After having finally secured Oscar glory with 2006’s pulpy crime thriller The Departed, director Martin Scorsese turned toward an altogether different type of pulp with his next narrative feature, an adaptation of a Dennis Lehane novel around the tail-end of a period practically bursting with Lehane adaptations (most notably, the Oscar-winning Mystic River from consistent Academy rival Clint Eastwood). Shutter Island was a return of sorts to a genre that the legendary filmmaker has rarely attempted – the psychological thriller, following a spider’s web of a plot into the darkest corners of a “mental institution for the criminally insane,” before a corker of a twist rewrites everything we thought we knew or understood about this story.
Scorsese’s influence is all over the screen here, from his camera sense (guided by the great cinematographer Robert Richardson) to the percussive film editing of his longtime collaborator Thelma Schoonmaker, yet the pace is perhaps a bit more intentionally languid than the previous decade’s worth or so of his efforts. From the start, we know that the film will unfold layer upon layer of understanding, particularly in the way its protagonist’s mysterious past appears in judiciously placed flashes of memory and emotion and heavily stylized digital effects, employed to communicate the character’s destabilizing relationship with reality. We begin the film meeting Teddy Daniels (Leonardo DiCaprio) as a duly appointed Federal U.S. Marshal, arriving on Shutter Island off the coast of Boston Harbor with his new partner, Chuck Aule (Mark Ruffalo), accompanying him.
They have been summoned to Ashecliffe Hospital, an asylum of sorts whose staff is run by Dr. John Cawley (Ben Kingsley), an intimidatingly credentialed psychiatrist, and whose grounds are overseen by a warden (Ted Levine) with a frightening worldview and an even scarier pair of blue, deadened eyes.

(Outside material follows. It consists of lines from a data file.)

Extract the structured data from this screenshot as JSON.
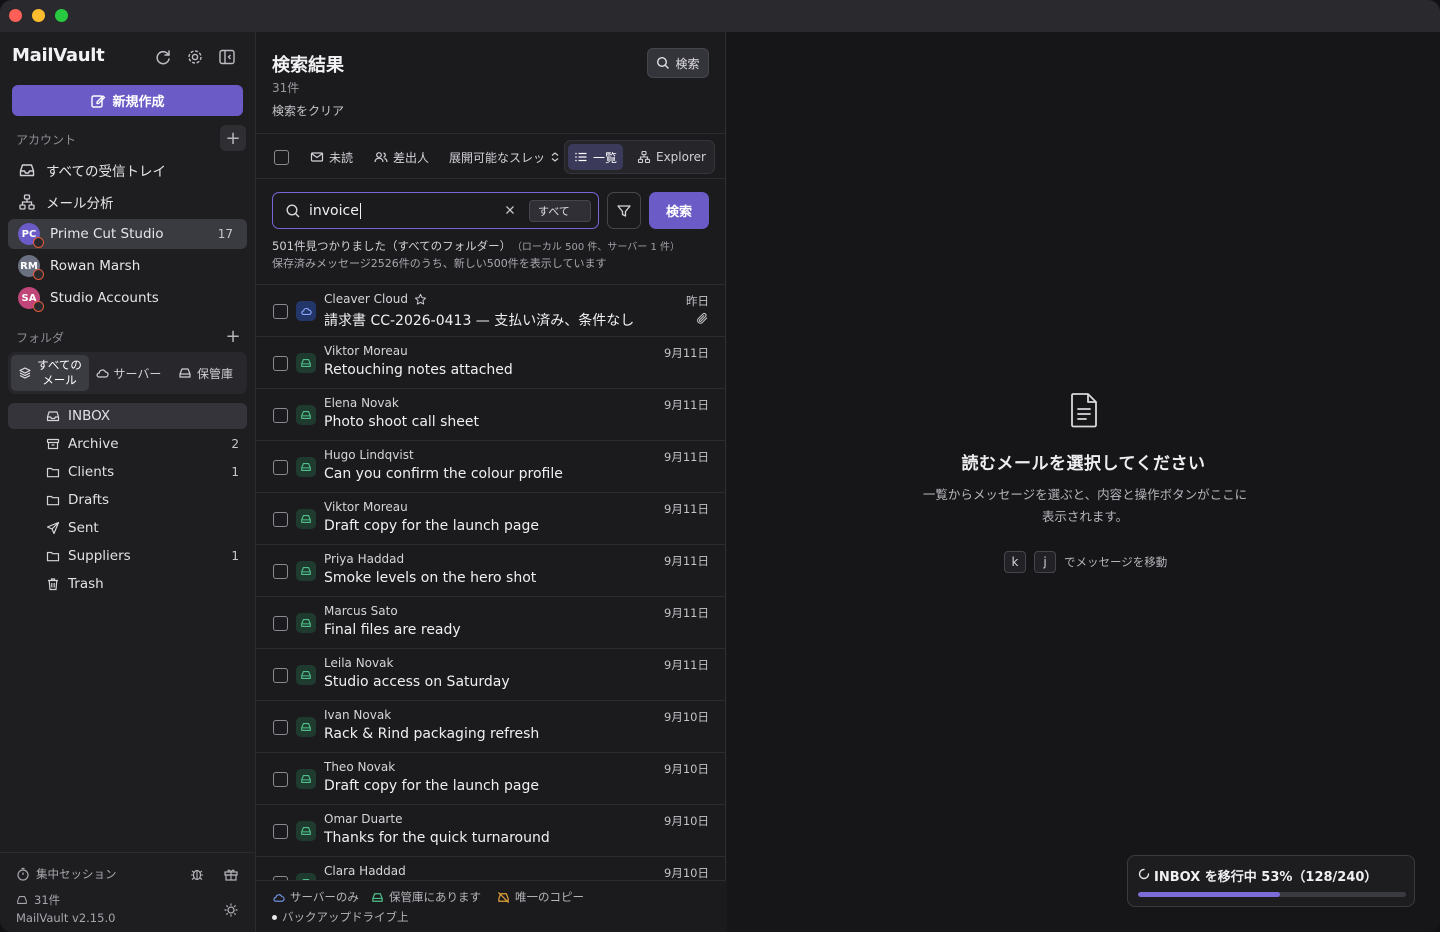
{
  "app": {
    "brand": "MailVault",
    "compose_label": "新規作成",
    "accent": "#6a5bc7"
  },
  "sidebar": {
    "accounts_label": "アカウント",
    "unified_inbox": "すべての受信トレイ",
    "analytics": "メール分析",
    "accounts": [
      {
        "initials": "PC",
        "name": "Prime Cut Studio",
        "count": "17",
        "color": "#6a5bc7"
      },
      {
        "initials": "RM",
        "name": "Rowan Marsh",
        "count": "",
        "color": "#6b7080"
      },
      {
        "initials": "SA",
        "name": "Studio Accounts",
        "count": "",
        "color": "#c0467a"
      }
    ],
    "folders_label": "フォルダ",
    "scope_tabs": [
      {
        "label": "すべての\nメール",
        "active": true
      },
      {
        "label": "サーバー",
        "active": false
      },
      {
        "label": "保管庫",
        "active": false
      }
    ],
    "folders": [
      {
        "name": "INBOX",
        "count": "",
        "icon": "inbox-icon"
      },
      {
        "name": "Archive",
        "count": "2",
        "icon": "archive-icon"
      },
      {
        "name": "Clients",
        "count": "1",
        "icon": "folder-icon"
      },
      {
        "name": "Drafts",
        "count": "",
        "icon": "folder-icon"
      },
      {
        "name": "Sent",
        "count": "",
        "icon": "send-icon"
      },
      {
        "name": "Suppliers",
        "count": "1",
        "icon": "folder-icon"
      },
      {
        "name": "Trash",
        "count": "",
        "icon": "trash-icon"
      }
    ],
    "footer": {
      "focus_session": "集中セッション",
      "stored_count": "31件",
      "version": "MailVault v2.15.0"
    }
  },
  "middle": {
    "title": "検索結果",
    "count": "31件",
    "clear": "検索をクリア",
    "search_button": "検索",
    "toolbar": {
      "unread": "未読",
      "sender": "差出人",
      "threads": "展開可能なスレッ",
      "list_view": "一覧",
      "explorer_view": "Explorer"
    },
    "search": {
      "value": "invoice",
      "scope": "すべて",
      "go": "検索"
    },
    "found_main": "501件見つかりました（すべてのフォルダー）",
    "found_sub": "（ローカル 500 件、サーバー 1 件）",
    "found_note": "保存済みメッセージ2526件のうち、新しい500件を表示しています",
    "messages": [
      {
        "from": "Cleaver Cloud",
        "subject": "請求書 CC-2026-0413 — 支払い済み、条件なし",
        "date": "昨日",
        "source": "cloud",
        "starred": true,
        "attachment": true
      },
      {
        "from": "Viktor Moreau",
        "subject": "Retouching notes attached",
        "date": "9月11日",
        "source": "vault"
      },
      {
        "from": "Elena Novak",
        "subject": "Photo shoot call sheet",
        "date": "9月11日",
        "source": "vault"
      },
      {
        "from": "Hugo Lindqvist",
        "subject": "Can you confirm the colour profile",
        "date": "9月11日",
        "source": "vault"
      },
      {
        "from": "Viktor Moreau",
        "subject": "Draft copy for the launch page",
        "date": "9月11日",
        "source": "vault"
      },
      {
        "from": "Priya Haddad",
        "subject": "Smoke levels on the hero shot",
        "date": "9月11日",
        "source": "vault"
      },
      {
        "from": "Marcus Sato",
        "subject": "Final files are ready",
        "date": "9月11日",
        "source": "vault"
      },
      {
        "from": "Leila Novak",
        "subject": "Studio access on Saturday",
        "date": "9月11日",
        "source": "vault"
      },
      {
        "from": "Ivan Novak",
        "subject": "Rack & Rind packaging refresh",
        "date": "9月10日",
        "source": "vault"
      },
      {
        "from": "Theo Novak",
        "subject": "Draft copy for the launch page",
        "date": "9月10日",
        "source": "vault"
      },
      {
        "from": "Omar Duarte",
        "subject": "Thanks for the quick turnaround",
        "date": "9月10日",
        "source": "vault"
      },
      {
        "from": "Clara Haddad",
        "subject": "",
        "date": "9月10日",
        "source": "vault"
      }
    ],
    "legend": {
      "server_only": "サーバーのみ",
      "in_vault": "保管庫にあります",
      "only_copy": "唯一のコピー",
      "backup_drive": "バックアップドライブ上"
    }
  },
  "reader": {
    "empty_title": "読むメールを選択してください",
    "empty_desc": "一覧からメッセージを選ぶと、内容と操作ボタンがここに表示されます。",
    "key_k": "k",
    "key_j": "j",
    "key_hint": "でメッセージを移動"
  },
  "toast": {
    "text": "INBOX を移行中 53%（128/240）",
    "progress": 0.53
  }
}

Other figures here include the bullish deputy warden (John Carroll Lynch) and a seemingly kindly doctor named Naehring (Max von Sydow), each of whom has a vital role in the pieces of the mystery that develops. This is a deep supporting cast assembled by Scorsese, directing from an adapted screenplay by Laeta Kalogridis, and it doesn’t end with the hospital staff and security: Teddy is also haunted by his past with a late wife, Dolores, who appears as a construct of his memory, played by Michelle Williams.
A woman named Rachel Solando (a “patient,” Cawley insists, though Teddy’s chosen term of “inmate” rings truer) has disappeared from her locked cell and vanished into the nooks and crannies of the island’s cliffs. There is no sign that she has died, since no bodies have washed ashore, but Teddy faces challenges figuring out even her identity. Is she a Rachel, played by Emily Mortimer, who drowned her children in a lake and then propped up their bodies at the kitchen table? Or does she take the form of another woman, played by Patricia Clarkson, upon whom Teddy stumbles in a cave on hospital grounds, informing him of every lie he’s been told by the staff and guards? And what to make of “Andrew Laeddis,” a mysterious figure who may or may not also be known as “Noyce” (Jackie Earle Haley), the most terrifying of the dangerous inmates in a fortified wing of the hospital, or another man (Elias Koteas) with a scar across his face?
Every clue here comes with the required bit of exposition explaining their place in the story, but the rather genius thing about this narrative and Kalogridis’ commitment to it is that the whole thing rests on a house of cards. Nothing is as it seems here, of course, as anyone who has seen the film knows all too well. There is no mystery for Teddy to solve, for he himself is Andrew Laeddis, his “partner” Chuck is actually his longtime psychiatrist and everyone in the hospital is merely acting out a simulation set up by Cawley to ease our protagonist back to reality. The point, though, is that we experience everything through Andrew/Teddy’s perspective. We learn when he does, and reality warps for us as thoroughly as it does for him.
The result is fairly straightforward as far as psychological thrillers go. Scorsese’s impulses as a director (in congress with a crew of top-notch fellow artists) and DiCaprio’s anguished performance(s) give Shutter Island a distinctiveness that any effort from a filmmaker with lesser ambitions might have lacked.